There is so much STEAM in this simple slime project I could go on and on. But let’s start with the top ideas you can point out to your child in this project.
The Science: Making slime is a classic chemistry experiment where kids mix different ingredients to form a very stretchy polymer. A polymer is a substance made up of a long chain of molecules that repeat. Glue is a polymer and when you add in contact lens solution, which contains boric acid, the glue molecules and borate ions cross-link, forming a viscous, thicker polymer than before.
The Art: This is the perfect intro to pointillism! Pointillism is an art technique developed in the late 1800s by Georges Seurat and Paul Signac that involves painting with very fine dots of color in lieu of brushstrokes. When you stand back from a pointillist painting, your brain combines the dots your eye is seeing into a fluid picture. If you stand up close you can view the individual dots. It’s a marvelous optical trick. One of my favorite pointillist style artists is Chuck Close. He not only plays with how your eye perceives fine dots from a distance, he plays with the average color your eye sees when a dot contains several different hues.
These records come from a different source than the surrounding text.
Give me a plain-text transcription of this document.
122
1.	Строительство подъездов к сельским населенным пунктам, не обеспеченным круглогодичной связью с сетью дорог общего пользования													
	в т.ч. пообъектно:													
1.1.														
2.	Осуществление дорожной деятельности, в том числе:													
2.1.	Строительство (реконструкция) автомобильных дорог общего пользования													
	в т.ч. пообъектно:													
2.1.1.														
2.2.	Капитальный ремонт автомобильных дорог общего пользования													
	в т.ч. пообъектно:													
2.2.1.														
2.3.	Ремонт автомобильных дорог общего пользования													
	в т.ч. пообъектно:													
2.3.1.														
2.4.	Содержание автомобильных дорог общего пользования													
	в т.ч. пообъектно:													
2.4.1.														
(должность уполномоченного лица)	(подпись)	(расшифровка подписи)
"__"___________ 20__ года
Lastly let’s talk distortion! Pulling your pointillist slime drawing apart causes the image to stretch and the dots turn into strips of color. Distortion is used both in art and the design world. Sometimes an artist will purposefully use distortion to create an illusion of 3D space on a 2D surface. Distortion is also a subject well known to photographers whose lenses can cause distortion which may or may not be desired in the photo they are composing. It’s a factor they take into account every time they chose a focal length.
What I was drawn to most about this slime recipe was the opportunity to work in a little STEAM twist to slime making. And seriously who can resist drawing on slime? It’s such a novel way to create art!